Now that the post-move frenzy has died down at the new southern location of Chez Melvin, I found time last night to go through reader comments. One of the chief concerns expressed is what to do if you need to invest for income right now. This is a frustrating topic for many, especially those new to the need for income. If you have been investing over the past four years, you should be in good shape with a portfolio of stocks with decent yield bought during sharp declines. We had one 10% peak-to-trough decline this year, but it didn't last long or present much opportunity to put money to work.
If you are trying to assemble a portfolio of income stocks now, you will have to work at it. I would start with unconventional yield stocks. Over the past few weeks, I have discussed stocks that offer high yields and compelling valuations, like Apollo Investment (AINV), Prospect Capital (PSEC), FLY Leasing (FLY), Star Gas Partners (SGU) and BGC Partners (BGCP). Use common sense and keep individual positions small. Buy on down days and plan to own them a long time.

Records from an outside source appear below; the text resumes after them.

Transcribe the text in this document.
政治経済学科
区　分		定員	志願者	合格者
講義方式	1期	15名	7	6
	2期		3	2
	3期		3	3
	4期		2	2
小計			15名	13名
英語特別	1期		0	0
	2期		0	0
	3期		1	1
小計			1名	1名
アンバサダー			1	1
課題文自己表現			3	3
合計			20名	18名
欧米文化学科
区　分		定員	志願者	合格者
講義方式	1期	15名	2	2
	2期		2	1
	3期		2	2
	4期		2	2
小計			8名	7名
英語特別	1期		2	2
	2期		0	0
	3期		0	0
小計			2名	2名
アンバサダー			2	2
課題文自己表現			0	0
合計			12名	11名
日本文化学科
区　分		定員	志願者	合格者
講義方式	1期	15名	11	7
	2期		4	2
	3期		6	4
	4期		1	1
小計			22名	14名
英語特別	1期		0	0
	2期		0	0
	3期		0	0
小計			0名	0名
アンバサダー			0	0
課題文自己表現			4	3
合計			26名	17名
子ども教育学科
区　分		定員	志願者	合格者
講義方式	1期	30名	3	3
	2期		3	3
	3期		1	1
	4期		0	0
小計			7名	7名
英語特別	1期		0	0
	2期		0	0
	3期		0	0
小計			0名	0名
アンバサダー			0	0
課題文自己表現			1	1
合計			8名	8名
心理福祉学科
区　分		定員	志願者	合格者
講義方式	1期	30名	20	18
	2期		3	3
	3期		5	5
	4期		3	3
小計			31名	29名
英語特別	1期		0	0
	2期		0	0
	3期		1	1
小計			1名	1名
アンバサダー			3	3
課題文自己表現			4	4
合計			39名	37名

To fill out your income portfolio, you have to be a daily shopper. Each day you need to go through the list of stocks with decent dividends that are trading near new lows. Once you have a list as a starting point, you have to go thought the list and look for stocks that are fundamentally sound. Volatility we can live with, but a permanent loss of capital we cannot. I look first at the price-to-asset value and then run stocks through my intrinsic value calculations and other valuation models to look for situations that can give me a return on my money over time.
One of the stocks that caught my eye is Cliffs Natural Resources (CLF). I have owned this stock in the past and I like its management. The stock is trading at about half my intrinsic value calculation but at a premium of 1.4x tangible book value. The 5.6% dividend yield is attractive, but if iron ore prices continue to decline, that payout could be at risk, according to recent analyst reports. I am going to wait a bit, but CLF is on my watch list. This U.S.-based company has substantial exposure to fast-growing markets like China, India and other parts of Asia. At the right price, I want to be an owner.
Avon Products (AVP) also makes the list. The stock has a 5.8% yield and is trading near the 2009 lows. After turning down a $23.25 a share offer by Coty Inc., the stock has moved straight down. The company is in a mature business that is very reliant on discretionary consumer spending, but I believe the risks are priced in the shares at this level. The company has doubled its dividend over the past decade and I believe the payout will increase at roughly the same rate as U.S. economic growth in the future. I do not think the stock is cheap enough for deep value portfolios yet, but income buyers can begin to accumulate shares at this price.
World Wrestling Entertainment (WWE) is also trading down near new lows. This company is probably close to the equivalent of a buggy whip manufacturer. Mixed martial arts has put a huge dent in the wrestling entertainment franchise, but there will continue to be a shrinking market for their TV shows, pay per views and merchandise for many years. In the meantime, the McMahon family will continue to take money out of the company in the form of dividends until the WWE is no more. Plugging the dividends payout into a discount model, I come up with a value of about $10 a share. Trading above $7, the discount appears wide enough for income investors to buy the stock.
If you are putting money to work in income stocks, you have to focus on valuation. Look for opportunities where others are not. Work at it every day to put together a portfolio of stocks that not only pays a high yield, but also does not expose you to permanent loss of capital.